- Maple Lake Township, Minnesota Location within the state of Minnesota Maple Lake Township, Minnesota Maple Lake Township, Minnesota (the United States)
- Coordinates: 45°13′50″N 93°56′25″W﻿ / ﻿45.23056°N 93.94028°W
- Country: United States
- State: Minnesota
- County: Wright

Area
- • Total: 34.6 sq mi (89.7 km^{2})
- • Land: 31.8 sq mi (82.3 km^{2})
- • Water: 2.9 sq mi (7.5 km^{2})
- Elevation: 1,007 ft (307 m)

Population (2000)
- • Total: 2,128
- • Density: 67/sq mi (25.9/km^{2})
- Time zone: UTC-6 (Central (CST))
- • Summer (DST): UTC-5 (CDT)
- ZIP code: 55358
- Area code: 320
- FIPS code: 27-40238
- GNIS feature ID: 0664903
- Website: https://maplelaketownship.com/

= Maple Lake Township, Wright County, Minnesota =

Maple Lake Township is a township in Wright County, Minnesota, United States. The population was 2,128 at the 2000 census.

Maple Lake Township was organized in 1858, and named after Maple Lake.

==Geography==
According to the United States Census Bureau, the township has a total area of 34.7 square miles (89.7 km^{2}), of which 31.8 square miles (82.3 km^{2}) is land and 2.9 square miles (7.5 km^{2}) (8.31%) is water.

==Demographics==
As of the census of 2000, there were 2,128 people, 744 households, and 604 families residing in the township. The population density was 67.0 PD/sqmi. There were 891 housing units at an average density of 28.0 /sqmi. The racial makeup of the township was 98.68% White, 0.05% African American, 0.33% Native American, 0.38% Asian, 0.19% from other races, and 0.38% from two or more races. Hispanic or Latino of any race were 0.47% of the population.

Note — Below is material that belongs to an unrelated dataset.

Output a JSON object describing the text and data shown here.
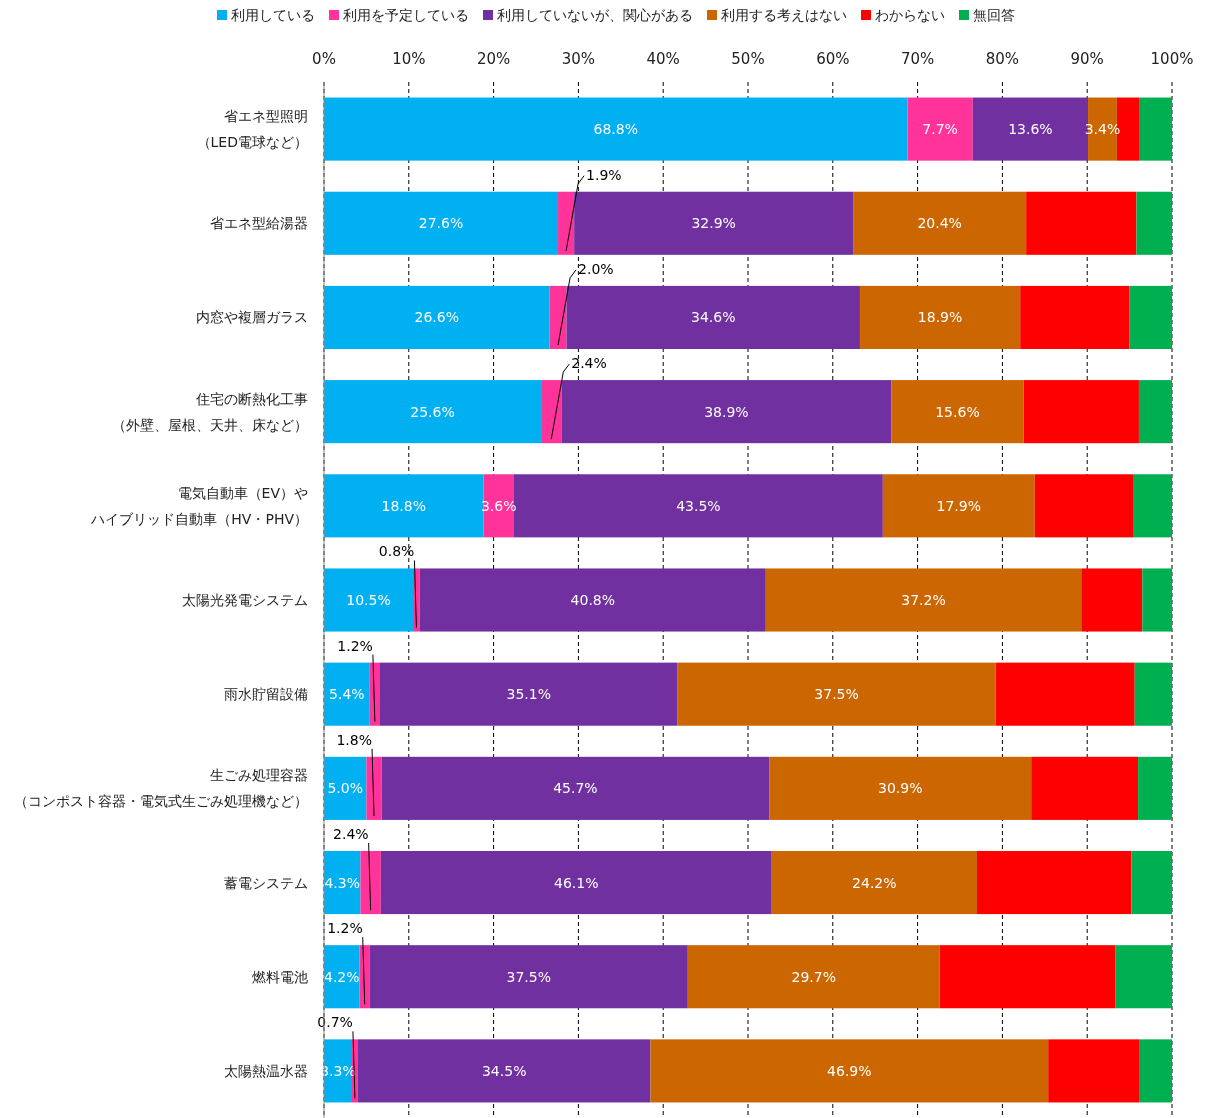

There were 744 households, out of which 37.9% had children under the age of 18 living with them, 75.1% were married couples living together, 3.1% had a female householder with no husband present, and 18.7% were non-families. 14.8% of all households were made up of individuals, and 5.6% had someone living alone who was 65 years of age or older. The average household size was 2.86 and the average family size was 3.19.

In the township the population was spread out, with 28.6% under the age of 18, 6.3% from 18 to 24, 29.2% from 25 to 44, 26.2% from 45 to 64, and 9.6% who were 65 years of age or older. The median age was 38 years. For every 100 females, there were 108.2 males. For every 100 females age 18 and over, there were 107.5 males.

The median income for a household in the township was $60,208, and the median income for a family was $63,500. Males had a median income of $42,986 versus $27,500 for females. The per capita income for the township was $23,773. About 2.5% of families and 4.2% of the population were below the poverty line, including 3.9% of those under age 18 and 5.3% of those age 65 or over.